Native American and Indigenous students at San Jose State have been designated a space on campus.
The new Native American and Indigenous Student Success Center will be located in the Spartan Memorial Chapel and is expected to have its grand opening in Fall 2023.
SJSU will be the ninth California State University to have a space designated to Native American and Indigenous students on its campus.
“We’re glad that the center is here,” said Luis Aquino, who is Zapotec, also known as Ben ‘Zaa, and a Native American Student Organization member.
“It’s gonna be a new home for our Native students here and it’s gonna welcome a new generation of Native and Indigenous students on our campus . . . it's been a long time coming,” Aquino said.
Carmina Bosmenier, who is Yaqui and a member of the Native American Student Organization, said she wished they had more institutional support in opening a center.
“There’s already so much on our plates and then to be like, ‘Oh you guys have to fight for your own identity space if you want resources or to feel seen,’ ” Bosmenier said. “I think that’s a big responsibility that we all kind of took on because we’re like, ‘Okay well no one else is doing it.’ ”
SJSU’s Native American Student Organization is a group for Native American and Indigenous students to gather, support each other and build community, according to its website.
Aquino said this is one of the organizations they have been able to count on throughout their struggle to get a center opened on campus.
“We’re very grateful to have GAIN and NASO because they have been, like, our main motivators in the times that we have lost motivation ourselves,” Aquino said. “They have been the ones that always lift back our spirits.”
Aquino said Gathering of Academic Indigenous and Native Americans, and Students for Quality Education are other campus organizations that have contributed to the effort of opening a center.
Elisa Aquino, who is Ben ‘Zaa and the program director for the Native American and Indigenous Student Success Center, said she hopes the new center will create much-needed visibility at SJSU for Native American and Indigenous students.
Less than a quarter of 18-24 year old Native American and Indigenous students are enrolled in college in comparison to 41% of the overall U.S. population, according to a report from the Postsecondary National Policy Institute.
With the Native American population making up only 1% of the students in the University of California and California State University systems, Native American and Indigenous people are disproportionately missing from higher education, according to an Aug. 5, 2021 CalMatters article.
Kihabet Alcorta-Hernandez, who is Mixteca and an advocate for the Native and Indigenous Student Success Center, said SJSU lacks engagement with Native American and Indigenous people.
“[People] still talk about us in the past tense. It’s like, ‘I’m here. I'm alive . . . my family is very much alive, not a thing of the past,” Alcorta-Hernandez said.
Bosmenier said she hopes the center will encourage younger Native American and Indigenous people to pursue higher education.

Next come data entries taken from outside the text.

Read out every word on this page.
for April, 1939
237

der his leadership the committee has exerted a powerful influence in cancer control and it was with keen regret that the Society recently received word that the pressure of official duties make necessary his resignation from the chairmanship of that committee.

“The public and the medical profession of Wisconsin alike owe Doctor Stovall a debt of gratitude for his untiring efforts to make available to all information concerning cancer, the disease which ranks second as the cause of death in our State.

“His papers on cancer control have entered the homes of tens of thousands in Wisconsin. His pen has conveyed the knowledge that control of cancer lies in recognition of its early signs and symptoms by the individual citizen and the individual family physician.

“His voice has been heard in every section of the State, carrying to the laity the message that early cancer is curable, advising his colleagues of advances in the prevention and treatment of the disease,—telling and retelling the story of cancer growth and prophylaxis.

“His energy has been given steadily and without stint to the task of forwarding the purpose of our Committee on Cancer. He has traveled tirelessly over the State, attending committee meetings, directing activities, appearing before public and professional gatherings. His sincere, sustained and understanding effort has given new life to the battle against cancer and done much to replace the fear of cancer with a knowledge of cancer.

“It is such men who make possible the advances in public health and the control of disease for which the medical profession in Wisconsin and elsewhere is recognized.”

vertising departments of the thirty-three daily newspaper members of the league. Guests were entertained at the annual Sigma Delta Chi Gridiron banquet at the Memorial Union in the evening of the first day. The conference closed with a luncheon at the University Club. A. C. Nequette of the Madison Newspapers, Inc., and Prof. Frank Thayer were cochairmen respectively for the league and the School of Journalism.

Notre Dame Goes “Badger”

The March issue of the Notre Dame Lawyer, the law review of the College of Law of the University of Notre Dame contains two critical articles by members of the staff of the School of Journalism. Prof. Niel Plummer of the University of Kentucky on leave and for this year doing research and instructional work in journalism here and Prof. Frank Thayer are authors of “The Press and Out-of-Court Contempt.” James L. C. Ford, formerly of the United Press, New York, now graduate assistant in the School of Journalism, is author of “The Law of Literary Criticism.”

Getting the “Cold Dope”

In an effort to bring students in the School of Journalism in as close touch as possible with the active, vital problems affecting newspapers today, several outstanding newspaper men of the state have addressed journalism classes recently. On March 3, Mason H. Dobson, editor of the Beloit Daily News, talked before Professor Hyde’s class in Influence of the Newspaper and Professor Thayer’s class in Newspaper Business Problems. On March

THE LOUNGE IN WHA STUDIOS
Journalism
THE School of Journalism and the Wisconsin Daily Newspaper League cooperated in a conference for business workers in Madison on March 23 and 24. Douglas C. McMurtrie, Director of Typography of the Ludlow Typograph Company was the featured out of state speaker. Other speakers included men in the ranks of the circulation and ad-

“Maybe this will be like a reassurance, like, ‘Oh, I do wanna be here because my people are here,’ ” she said. “To [say] to students, ‘Hey you have a space here where you're gonna be heard and we’re gonna do our best to find resources for you.’ ”
Elisa Aquino said in addition to creating visibility, some of the goals for the center are to build a stronger relationship with the Muwekma Ohlone Tribe, help Native American and Indigenous students access resources and connect students to other Indigenous faculty and staff.
SJSU is located on “Thámien Ohlone-speaking tribal ethnohistoric territory, which . . . includes the unceded ancestral lands of the Muwekma Ohlone Tribe of the San Francisco Bay Area,” according to the university’s land acknowledgement webpage.
Quetzalli Sanchez, who is Purepecha and a member of Native American and Indigenous Student Organization, said SJSU has done the bare minimum to build its relationship with the Muwekma Ohlone Tribe.
“How are you gonna include a population of people who, rightfully so, had this land and just use their name without any kind of interaction with them?” Sanchez said.
Sanchez said the opening of the center is a good start, but there is still more work to be done.
“The center is really only a small step in the right direction,” Luis Aquino said. “There are a lot of systemic issues that need to be dealt with as well in order for our students to see themselves represented at our institution. To see themselves and be able to say ‘This person is doing this, I can do this too.’ ”
Luis Aquino said Native American and Indigenous students need a number of things from the university, including increased hiring of Indigenous faculty and administration, longevity for the center, initiatives from the university to educate people on indigeneity, waived tuition for native students and “intentional and continuous engagement” with Native American and Indigenous communities.
“It’s like we're the minority within the minority. Our numbers already show that there’s not a lot of success within higher ed and it’s like why? Because these things lack,” Sanchez said. “If we bring this forth to the table, can you imagine how much good it would do?”